In NCP-VAE and VAEBM, we trained new NVAEs from scratch using a Gaussian image decoder (i.e., p(x|z)). This was primarily because for VAEBM, we needed to backpropagate through generated images in the decoder, and this was easy to formulate with a Gaussian decoder using the reparameterization trick. This decoder type was not needed for NCP-VAE as it was completely formulated in the latent space. But, at the time, we didn't know about the implications of the Gaussian decoder.

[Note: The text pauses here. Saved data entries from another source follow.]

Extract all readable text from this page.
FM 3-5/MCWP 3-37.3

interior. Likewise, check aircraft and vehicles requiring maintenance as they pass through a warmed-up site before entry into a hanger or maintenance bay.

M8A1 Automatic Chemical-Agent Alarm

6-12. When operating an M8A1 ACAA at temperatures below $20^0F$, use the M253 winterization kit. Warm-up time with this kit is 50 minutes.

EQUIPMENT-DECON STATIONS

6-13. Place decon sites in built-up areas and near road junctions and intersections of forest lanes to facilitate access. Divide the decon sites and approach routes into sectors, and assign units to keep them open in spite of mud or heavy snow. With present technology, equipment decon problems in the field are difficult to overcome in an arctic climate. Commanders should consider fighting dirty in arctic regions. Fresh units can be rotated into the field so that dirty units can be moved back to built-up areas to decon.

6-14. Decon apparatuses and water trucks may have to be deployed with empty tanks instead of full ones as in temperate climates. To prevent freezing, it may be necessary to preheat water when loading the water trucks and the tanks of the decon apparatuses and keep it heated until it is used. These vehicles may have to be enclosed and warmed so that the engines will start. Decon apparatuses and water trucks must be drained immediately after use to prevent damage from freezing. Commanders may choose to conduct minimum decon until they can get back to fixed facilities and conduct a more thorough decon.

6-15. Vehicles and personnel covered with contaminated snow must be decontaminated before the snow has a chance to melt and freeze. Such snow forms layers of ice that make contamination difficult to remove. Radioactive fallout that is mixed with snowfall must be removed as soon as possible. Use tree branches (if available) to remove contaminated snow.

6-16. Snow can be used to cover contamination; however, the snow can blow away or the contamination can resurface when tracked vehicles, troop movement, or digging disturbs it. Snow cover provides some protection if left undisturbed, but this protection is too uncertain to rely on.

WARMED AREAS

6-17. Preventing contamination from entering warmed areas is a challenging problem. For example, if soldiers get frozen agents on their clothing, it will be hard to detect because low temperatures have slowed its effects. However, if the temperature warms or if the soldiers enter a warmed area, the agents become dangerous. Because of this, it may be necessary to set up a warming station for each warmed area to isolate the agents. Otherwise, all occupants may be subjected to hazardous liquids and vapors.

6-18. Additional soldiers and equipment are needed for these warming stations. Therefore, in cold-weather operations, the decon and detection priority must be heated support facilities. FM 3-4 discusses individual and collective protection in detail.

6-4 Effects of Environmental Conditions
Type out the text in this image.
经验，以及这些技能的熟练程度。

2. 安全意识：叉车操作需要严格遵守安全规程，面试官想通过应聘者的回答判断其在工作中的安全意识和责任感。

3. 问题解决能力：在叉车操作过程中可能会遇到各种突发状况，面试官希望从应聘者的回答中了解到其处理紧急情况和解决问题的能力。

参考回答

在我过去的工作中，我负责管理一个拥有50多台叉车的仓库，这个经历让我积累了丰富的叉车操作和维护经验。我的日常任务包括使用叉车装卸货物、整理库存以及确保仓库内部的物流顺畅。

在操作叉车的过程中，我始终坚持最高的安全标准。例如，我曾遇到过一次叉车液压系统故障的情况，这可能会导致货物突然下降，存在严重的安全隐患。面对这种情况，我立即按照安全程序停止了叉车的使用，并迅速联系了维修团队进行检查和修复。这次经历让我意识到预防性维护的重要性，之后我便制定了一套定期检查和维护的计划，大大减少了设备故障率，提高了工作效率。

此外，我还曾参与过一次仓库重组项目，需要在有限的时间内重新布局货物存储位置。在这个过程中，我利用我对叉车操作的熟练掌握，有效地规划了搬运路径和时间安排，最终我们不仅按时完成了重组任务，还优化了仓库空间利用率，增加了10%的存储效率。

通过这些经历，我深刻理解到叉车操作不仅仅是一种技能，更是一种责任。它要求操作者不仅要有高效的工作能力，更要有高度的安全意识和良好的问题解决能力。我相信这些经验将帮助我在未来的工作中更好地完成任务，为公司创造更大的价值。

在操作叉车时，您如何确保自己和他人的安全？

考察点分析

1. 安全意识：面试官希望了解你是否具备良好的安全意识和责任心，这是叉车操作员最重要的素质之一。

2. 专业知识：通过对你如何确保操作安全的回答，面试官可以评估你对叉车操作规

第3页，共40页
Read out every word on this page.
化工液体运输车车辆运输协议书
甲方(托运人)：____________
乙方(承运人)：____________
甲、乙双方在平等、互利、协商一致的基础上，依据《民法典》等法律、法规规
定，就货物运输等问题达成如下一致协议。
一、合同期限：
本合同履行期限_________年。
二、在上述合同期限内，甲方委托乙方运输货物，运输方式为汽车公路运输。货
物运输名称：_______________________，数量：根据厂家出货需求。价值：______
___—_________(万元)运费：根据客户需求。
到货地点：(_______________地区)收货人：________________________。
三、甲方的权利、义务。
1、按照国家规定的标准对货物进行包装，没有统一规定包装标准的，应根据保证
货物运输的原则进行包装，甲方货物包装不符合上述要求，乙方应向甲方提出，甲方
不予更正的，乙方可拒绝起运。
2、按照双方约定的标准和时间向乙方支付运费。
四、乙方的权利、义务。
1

In the original NVAE paper and later in LSGM, we used the discretized logistic mixture distribution in the decoder. You can read about this distribution in this paper. When writing the LSGM paper, we went back and computed FID for the original publicly available NVAE checkpoints and we were also surprised to see that they obtain a lower FID (29.76) compared to NVAEs trained for NCP-VAE and VAEBM (~40).

Here is why we think the FID score gets better with the discretized logistic mixture: This decoder is a better statistical model for representing pixel intensities in an image and it forms simple conditional dependencies between the RGB channels. In contrast, the Gaussian decoder is a simple model that predicts RGB channels independently. Our experiments show that the discretized logistic mixture requires encoding less information in the latent space to reconstruct input images which in turn translates to having fewer prior holes in the prior distribution. Because of this, it seems that the FID score gets better with this decoder.

I hope this clarifies the confusion. If you have any further questions, please let me know here.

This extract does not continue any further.